A polêmica mudança nos relógios que adiantava os ponteiros em uma hora durante os meses mais quentes não deverá retornar ao cotidiano dos brasileiros em 2025. O horário de verão, que tinha como objetivo primordial reduzir o consumo de energia elétrica, foi descontinuado em 2019 e não há planos para sua retomada.
A medida, implementada historicamente para otimizar o uso da luz natural durante o período de maior duração dos dias, perdeu sua eficácia com a mudança nos hábitos de consumo da população.

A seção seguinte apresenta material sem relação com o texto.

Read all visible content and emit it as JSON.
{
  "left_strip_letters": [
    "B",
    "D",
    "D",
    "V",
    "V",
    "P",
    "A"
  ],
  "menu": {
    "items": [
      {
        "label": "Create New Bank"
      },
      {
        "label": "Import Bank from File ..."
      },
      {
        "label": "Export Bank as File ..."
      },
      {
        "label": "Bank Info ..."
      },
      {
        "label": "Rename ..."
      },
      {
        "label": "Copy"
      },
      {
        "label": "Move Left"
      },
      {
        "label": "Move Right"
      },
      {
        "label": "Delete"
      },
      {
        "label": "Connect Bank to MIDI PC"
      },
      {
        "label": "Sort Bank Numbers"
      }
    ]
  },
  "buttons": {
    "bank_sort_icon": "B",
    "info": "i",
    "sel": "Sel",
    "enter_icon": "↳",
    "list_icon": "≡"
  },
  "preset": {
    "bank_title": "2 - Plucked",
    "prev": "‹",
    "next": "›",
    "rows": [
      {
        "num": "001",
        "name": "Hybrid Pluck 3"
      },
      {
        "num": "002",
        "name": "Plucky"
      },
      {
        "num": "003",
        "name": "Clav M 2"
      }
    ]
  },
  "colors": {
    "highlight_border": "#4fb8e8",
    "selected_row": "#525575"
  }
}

O governo federal, após estudos técnicos, concluiu que os resultados esperados não justificavam a alteração.
O Ministério de Minas e Energia (MME) identificou que o pico de consumo de energia, atualmente, concentra-se nas tardes, impulsionado pelo uso massivo de ar-condicionado e outros sistemas de refrigeração. Esse cenário, agravado pelas ondas de calor intensificadas pelas mudanças climáticas, deslocou a necessidade de atuação para outros horários.
Tradicionalmente, o horário de verão abrangia os estados do Sul, Sudeste e Centro-Oeste, além do Distrito Federal. A mudança nos relógios ocorria no primeiro domingo de novembro e se estendia até o terceiro domingo de fevereiro. O objetivo era diminuir a concentração do consumo de energia entre 18h e 21h.
De acordo com o MME, a medida buscava promover um “achatamento” da curva de consumo, aliviando a carga sobre as linhas de transmissão, subestações e sistemas de distribuição de energia. Contudo, a realidade atual demonstra que outras estratégias são mais eficientes para garantir o fornecimento e o uso consciente de energia elétrica no país.